Granted, this forces a sorcery-speed Hullbreaker Horror, but that’s going to be entirely acceptable against the many decks that just can’t kill the Kraken Horror. The Azorius list also gets to leverage the criminally underrated Thirst for Discovery due to its high basic land count.

Esper Control doesn’t go quite as hard on the ramp side of things, but still finds room for some copies of The Celestus that should also help smooth out any mana woes. The draw here is a diverse removal suite, especially as it relates to our sweepers. Crippling Fear, Shadows’ Verdict, The Meathook Massacre, and Path of Peril all have their place, and since we’re a committed Memory Deluge deck, I don’t mind spreading out amongst all four options.

Path of Peril’s ability to start work on Turn 3 seems especially strong in the current metagame, but not strong enough that we can commit to it 100% as our removal of choice. The same goes for Vanishing Verse, but it’s still a big draw towards adding white.

Another interesting tool for these Esper Decks is Siphon Insight. While I haven’t loved the card in the abstract, an additional meaningful spell that can be played from your graveyard after Hullbreaker Horror comes down has a lot of appeal right now. And I realize it’s a little silly to suggest you can use this card to reduce your opponents’ Hullbreakers by stealing them, but… you can. And Hullbreaker is going to decide so many games that it just might matter.

The kind of simultaneous proactivity and defense Hullbreaker Horror provides is exactly what traditional control has been missing in the Epiphany era, and it makes the idea of tuning these strategies seem worthwhile again. “Tuning” is a very purposeful word choice here, as that’s what these two decks are going to be all about. Even the decision regarding which base to use will come down to expected metagame, and individual card choice is a whole other can of worms. Use these as starting points, but don’t be afraid to shift numbers to get edges against your expected opponents.


Finally, we close out with the most distinctive of my lists today, but it’s designed to show just how far I expect Hullbreaker Horror’s slimy claws to reach into the format. There’s no reason Hullbreaker Horror needs to be in this deck, but there’s also no reason for it not to be. It leverages the many cheap spells you have, is a great place to use your Treasures from Deadly Dispute and Shambling Ghast, and is going to be found reliably with all of your card draw.

Meanwhile, in the background you just have all of the usual Dimir sacrifice stuff going on, backed up by plenty of blue disruption. This deck, as built, plays a little soft to aggro, and I wouldn’t mind a version that just played more removal and Crippling Fear maindeck over the blue disruption. Despite creature density, you have a lot of Zombies and a few x/4s as well, making Crippling Fear less of a liability than you’d expect. Additional Fell Stingers could also help smooth out games against the big bodies of Mono-Green Aggro❄.

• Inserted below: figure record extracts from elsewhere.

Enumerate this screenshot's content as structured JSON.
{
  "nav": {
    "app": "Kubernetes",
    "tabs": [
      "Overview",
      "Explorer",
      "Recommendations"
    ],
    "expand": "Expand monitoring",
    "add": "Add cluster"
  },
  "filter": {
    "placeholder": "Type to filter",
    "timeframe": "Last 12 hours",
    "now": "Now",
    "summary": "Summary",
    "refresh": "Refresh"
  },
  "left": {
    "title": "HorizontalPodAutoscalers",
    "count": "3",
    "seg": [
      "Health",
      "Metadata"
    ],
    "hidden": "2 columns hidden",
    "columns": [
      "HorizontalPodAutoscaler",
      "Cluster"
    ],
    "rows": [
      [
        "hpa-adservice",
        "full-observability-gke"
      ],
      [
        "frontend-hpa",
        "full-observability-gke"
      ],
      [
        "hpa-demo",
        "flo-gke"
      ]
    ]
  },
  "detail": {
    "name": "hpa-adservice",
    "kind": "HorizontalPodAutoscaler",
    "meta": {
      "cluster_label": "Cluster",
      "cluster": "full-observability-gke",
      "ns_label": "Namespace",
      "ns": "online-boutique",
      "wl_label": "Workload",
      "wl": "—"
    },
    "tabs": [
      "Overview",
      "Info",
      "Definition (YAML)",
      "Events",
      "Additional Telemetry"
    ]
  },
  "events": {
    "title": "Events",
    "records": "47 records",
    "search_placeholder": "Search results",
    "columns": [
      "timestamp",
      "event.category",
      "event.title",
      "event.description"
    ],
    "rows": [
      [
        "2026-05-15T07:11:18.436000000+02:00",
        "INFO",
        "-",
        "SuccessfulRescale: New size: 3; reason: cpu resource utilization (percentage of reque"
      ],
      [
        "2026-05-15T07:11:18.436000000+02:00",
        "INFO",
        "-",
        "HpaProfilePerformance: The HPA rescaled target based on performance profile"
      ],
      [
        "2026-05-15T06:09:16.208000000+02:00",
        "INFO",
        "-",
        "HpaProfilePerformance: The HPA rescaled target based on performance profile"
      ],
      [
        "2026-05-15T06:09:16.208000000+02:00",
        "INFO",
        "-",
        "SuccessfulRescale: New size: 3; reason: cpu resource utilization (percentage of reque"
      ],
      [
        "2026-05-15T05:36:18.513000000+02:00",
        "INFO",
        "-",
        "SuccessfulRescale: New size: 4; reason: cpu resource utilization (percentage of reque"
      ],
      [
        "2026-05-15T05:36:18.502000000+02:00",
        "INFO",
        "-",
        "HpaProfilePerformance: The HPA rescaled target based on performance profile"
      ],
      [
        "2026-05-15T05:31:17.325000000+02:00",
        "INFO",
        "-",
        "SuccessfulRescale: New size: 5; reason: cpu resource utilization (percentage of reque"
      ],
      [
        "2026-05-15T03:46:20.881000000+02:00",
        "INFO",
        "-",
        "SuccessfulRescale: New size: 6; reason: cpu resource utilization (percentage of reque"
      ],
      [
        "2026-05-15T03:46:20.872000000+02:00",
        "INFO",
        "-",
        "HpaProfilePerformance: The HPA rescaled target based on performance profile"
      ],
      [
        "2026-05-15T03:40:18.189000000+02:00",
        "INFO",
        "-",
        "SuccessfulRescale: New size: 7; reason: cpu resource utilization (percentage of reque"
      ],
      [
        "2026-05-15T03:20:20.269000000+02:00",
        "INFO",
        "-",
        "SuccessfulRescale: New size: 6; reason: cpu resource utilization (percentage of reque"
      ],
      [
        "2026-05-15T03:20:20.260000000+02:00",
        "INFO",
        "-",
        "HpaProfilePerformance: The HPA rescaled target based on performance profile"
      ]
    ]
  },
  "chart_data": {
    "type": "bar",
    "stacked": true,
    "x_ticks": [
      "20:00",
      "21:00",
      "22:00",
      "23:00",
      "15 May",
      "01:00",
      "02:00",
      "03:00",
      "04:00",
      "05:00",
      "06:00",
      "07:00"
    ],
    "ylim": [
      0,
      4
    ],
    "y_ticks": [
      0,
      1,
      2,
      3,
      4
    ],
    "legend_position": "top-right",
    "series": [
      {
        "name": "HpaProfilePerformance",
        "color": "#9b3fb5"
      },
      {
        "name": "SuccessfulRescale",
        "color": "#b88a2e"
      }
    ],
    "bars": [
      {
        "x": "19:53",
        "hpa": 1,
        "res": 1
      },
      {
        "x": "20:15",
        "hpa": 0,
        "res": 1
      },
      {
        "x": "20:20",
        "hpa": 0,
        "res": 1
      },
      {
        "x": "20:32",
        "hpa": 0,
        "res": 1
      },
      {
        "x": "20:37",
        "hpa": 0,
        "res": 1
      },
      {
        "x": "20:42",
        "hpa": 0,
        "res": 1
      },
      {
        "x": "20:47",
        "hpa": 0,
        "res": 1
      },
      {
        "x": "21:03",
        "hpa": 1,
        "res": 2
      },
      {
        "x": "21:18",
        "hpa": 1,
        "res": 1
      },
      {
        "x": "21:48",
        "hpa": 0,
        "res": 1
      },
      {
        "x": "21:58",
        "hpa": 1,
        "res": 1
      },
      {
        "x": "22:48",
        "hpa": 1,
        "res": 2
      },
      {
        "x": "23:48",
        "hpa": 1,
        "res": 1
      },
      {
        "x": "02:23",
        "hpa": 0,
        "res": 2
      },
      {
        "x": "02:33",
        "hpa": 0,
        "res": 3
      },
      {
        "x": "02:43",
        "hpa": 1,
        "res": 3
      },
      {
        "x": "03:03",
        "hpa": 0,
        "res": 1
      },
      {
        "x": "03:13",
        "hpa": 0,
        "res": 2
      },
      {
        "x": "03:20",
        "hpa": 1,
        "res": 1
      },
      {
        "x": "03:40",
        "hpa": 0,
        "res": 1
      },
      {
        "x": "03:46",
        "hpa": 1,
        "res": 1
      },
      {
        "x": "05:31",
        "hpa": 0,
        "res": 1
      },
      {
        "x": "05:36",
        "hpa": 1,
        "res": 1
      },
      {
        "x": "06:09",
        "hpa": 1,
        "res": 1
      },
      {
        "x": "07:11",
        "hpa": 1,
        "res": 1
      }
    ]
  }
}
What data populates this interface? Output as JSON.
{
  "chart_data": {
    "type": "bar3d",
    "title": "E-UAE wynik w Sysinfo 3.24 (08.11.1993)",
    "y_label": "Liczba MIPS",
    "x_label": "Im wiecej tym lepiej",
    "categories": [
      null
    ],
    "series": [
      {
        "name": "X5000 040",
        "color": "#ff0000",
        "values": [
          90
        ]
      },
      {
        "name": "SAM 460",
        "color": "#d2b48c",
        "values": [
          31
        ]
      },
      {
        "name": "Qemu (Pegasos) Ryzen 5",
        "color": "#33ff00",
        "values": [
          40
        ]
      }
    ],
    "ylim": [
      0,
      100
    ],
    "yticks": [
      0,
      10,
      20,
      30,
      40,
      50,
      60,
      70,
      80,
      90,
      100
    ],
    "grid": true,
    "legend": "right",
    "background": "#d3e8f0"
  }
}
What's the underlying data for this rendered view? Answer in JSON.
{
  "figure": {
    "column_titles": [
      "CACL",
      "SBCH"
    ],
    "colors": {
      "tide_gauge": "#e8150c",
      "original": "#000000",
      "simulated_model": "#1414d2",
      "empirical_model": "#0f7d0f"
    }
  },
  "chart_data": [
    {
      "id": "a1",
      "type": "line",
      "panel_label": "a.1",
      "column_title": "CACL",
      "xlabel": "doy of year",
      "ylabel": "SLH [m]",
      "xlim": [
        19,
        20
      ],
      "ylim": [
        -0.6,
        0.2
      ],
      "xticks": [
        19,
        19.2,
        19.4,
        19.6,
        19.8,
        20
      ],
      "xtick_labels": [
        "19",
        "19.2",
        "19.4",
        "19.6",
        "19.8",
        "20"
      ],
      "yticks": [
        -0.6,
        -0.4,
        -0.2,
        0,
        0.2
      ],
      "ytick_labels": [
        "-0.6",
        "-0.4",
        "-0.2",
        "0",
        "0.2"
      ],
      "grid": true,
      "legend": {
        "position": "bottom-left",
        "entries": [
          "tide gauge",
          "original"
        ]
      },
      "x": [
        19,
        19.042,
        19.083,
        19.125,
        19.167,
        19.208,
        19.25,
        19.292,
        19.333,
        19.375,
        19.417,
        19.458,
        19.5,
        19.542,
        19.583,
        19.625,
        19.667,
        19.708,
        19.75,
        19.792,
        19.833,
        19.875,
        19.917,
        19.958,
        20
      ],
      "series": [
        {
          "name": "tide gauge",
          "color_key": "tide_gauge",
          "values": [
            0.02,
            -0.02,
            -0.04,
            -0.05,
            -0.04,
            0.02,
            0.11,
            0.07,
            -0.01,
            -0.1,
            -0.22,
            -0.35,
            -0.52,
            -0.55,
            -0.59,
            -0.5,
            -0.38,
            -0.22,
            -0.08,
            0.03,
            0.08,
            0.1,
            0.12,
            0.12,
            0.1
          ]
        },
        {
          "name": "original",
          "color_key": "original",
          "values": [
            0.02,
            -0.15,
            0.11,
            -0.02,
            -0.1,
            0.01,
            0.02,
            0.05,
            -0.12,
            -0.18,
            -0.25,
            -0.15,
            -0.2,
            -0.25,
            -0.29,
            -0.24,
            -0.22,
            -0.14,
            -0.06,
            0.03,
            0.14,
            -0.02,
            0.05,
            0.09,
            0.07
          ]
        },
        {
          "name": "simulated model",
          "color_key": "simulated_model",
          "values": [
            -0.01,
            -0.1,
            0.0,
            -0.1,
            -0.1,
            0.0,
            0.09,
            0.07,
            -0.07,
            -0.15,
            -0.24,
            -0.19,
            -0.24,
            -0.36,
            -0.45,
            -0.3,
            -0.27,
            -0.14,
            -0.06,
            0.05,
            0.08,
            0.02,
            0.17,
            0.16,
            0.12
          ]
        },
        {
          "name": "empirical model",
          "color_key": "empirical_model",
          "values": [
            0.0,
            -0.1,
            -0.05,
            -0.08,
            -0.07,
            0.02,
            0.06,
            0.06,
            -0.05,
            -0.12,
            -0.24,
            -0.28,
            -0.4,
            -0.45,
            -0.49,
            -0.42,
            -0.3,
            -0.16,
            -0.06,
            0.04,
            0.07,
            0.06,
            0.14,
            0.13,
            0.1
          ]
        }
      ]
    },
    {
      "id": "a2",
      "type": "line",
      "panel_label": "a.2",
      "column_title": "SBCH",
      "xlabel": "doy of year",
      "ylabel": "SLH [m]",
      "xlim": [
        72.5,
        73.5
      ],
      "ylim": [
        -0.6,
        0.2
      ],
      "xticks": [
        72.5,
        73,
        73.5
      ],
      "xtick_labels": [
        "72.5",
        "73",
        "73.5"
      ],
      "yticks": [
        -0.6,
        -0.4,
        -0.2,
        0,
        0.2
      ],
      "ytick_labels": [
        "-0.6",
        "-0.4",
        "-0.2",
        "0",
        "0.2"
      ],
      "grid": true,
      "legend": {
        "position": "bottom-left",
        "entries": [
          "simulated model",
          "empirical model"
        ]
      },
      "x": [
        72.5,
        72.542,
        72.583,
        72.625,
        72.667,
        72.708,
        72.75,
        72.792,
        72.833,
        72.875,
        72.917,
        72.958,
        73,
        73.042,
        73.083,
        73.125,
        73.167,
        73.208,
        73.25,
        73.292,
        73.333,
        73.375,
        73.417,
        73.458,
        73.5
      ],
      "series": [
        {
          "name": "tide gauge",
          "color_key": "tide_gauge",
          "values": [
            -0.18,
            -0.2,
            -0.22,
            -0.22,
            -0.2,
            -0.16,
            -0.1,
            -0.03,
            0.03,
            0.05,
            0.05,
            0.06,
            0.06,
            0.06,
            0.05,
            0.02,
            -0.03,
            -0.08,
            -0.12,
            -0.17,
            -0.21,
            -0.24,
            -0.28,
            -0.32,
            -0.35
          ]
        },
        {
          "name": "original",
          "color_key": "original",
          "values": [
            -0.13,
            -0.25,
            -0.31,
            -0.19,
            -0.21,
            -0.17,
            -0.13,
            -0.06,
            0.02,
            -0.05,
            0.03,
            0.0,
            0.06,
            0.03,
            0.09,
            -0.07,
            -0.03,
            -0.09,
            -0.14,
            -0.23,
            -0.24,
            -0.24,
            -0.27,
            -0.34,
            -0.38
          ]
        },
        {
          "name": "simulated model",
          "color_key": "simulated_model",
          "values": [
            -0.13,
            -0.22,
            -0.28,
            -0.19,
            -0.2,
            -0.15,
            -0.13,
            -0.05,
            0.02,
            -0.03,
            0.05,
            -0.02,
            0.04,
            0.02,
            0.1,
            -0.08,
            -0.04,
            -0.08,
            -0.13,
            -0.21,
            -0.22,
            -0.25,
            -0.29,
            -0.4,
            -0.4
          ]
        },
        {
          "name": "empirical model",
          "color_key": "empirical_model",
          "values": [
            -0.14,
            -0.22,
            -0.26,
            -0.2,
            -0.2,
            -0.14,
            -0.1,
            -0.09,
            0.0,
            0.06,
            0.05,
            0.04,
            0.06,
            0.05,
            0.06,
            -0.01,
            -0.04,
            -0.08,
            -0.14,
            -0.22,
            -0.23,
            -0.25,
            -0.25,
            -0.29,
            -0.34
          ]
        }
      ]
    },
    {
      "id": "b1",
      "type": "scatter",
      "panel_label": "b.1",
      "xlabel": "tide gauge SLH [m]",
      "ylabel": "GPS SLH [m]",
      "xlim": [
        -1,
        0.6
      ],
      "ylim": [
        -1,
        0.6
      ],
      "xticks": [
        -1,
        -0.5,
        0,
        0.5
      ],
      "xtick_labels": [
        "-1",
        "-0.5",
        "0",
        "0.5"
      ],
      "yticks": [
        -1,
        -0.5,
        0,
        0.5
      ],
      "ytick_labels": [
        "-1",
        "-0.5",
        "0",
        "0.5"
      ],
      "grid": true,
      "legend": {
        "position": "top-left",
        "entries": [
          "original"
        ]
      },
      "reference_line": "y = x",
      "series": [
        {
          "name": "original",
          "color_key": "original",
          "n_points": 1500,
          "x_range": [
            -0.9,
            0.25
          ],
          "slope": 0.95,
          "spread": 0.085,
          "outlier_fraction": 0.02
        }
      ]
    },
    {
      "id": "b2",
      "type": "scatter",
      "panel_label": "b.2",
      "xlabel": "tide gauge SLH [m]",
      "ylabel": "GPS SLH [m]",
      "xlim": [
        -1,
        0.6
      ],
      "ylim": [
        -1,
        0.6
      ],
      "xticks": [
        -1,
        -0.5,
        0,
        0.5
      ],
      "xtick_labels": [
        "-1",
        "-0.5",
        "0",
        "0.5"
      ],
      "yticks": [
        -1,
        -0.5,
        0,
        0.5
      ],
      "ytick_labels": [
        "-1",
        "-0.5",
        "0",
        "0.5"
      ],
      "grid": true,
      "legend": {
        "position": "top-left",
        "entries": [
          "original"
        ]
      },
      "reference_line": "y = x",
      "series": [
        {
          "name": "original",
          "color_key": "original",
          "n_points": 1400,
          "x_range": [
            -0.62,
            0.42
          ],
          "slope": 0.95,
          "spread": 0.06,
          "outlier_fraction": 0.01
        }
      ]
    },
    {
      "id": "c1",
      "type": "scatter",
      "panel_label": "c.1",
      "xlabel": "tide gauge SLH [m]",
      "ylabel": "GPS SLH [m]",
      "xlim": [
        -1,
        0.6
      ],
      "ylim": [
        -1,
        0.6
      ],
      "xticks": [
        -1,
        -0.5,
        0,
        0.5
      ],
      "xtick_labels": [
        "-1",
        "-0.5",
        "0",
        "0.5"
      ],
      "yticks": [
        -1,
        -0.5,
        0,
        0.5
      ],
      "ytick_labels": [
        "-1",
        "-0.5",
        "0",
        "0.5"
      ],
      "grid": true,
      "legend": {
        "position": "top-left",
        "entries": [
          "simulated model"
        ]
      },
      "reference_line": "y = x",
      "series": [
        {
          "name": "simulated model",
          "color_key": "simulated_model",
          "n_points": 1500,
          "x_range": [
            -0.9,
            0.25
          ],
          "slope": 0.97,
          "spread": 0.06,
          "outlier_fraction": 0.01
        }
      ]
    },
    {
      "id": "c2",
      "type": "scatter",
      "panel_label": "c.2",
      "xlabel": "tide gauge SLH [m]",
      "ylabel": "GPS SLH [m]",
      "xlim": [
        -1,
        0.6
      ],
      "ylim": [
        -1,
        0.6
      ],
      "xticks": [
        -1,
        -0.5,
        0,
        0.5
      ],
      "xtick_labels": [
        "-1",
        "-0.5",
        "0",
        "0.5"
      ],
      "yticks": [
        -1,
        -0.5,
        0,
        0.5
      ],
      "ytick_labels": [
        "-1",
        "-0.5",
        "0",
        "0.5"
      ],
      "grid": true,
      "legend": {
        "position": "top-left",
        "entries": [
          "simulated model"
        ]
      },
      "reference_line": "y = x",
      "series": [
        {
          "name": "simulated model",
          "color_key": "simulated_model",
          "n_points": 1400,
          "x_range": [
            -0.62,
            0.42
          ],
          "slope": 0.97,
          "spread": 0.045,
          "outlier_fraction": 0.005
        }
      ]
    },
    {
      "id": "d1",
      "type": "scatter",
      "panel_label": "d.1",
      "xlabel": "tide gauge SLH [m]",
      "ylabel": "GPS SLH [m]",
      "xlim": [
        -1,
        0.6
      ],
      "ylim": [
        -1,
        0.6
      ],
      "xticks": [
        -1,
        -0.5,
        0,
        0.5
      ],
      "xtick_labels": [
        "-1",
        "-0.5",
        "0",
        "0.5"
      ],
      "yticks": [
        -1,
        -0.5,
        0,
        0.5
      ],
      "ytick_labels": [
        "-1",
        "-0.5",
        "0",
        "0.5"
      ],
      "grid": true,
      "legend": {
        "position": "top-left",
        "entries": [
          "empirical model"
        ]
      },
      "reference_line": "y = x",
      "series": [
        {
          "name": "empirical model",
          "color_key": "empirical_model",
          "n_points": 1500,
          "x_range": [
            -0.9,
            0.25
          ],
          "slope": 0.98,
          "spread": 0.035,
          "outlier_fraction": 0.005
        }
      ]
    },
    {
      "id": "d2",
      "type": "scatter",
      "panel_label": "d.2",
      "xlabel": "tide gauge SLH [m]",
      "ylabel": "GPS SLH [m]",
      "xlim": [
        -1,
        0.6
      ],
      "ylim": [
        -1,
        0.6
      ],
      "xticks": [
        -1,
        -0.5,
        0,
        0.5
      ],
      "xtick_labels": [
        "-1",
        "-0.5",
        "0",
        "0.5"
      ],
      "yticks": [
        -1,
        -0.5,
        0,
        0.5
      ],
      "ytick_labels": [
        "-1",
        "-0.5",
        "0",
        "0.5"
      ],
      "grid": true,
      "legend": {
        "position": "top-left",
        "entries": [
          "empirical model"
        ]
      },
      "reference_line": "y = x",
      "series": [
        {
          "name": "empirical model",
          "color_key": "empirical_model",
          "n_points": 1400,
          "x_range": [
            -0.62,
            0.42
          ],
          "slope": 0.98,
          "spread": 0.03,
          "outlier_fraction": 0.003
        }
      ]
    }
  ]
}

I’m now entirely Hullbreaker Horror-focused when it comes to Innistrad: Crimson Vow Standard. When I predicted a long reign for Alrund’s Epiphany’s dominance over Standard, it was because I was assuming that Magic cards would be adhering to reasonable power levels and degrees of interactivity. Hullbreaker Horror does not. It can’t be countered. It has flash. It can return itself to your hand. It resets your opponent’s battlefield. It prevents them from casting spells. And it’s just freaking huge.

If we’re going to have cards like this exist in Standard, it’d be a really good idea to always have a Cranial Extraction effect in the format, because traditional rules of Magic don’t apply to Hullbreaker Horror once it’s castable. Shockingly, I’m back to “play it until they take it away from you”… or make something even more ridiculous, I guess.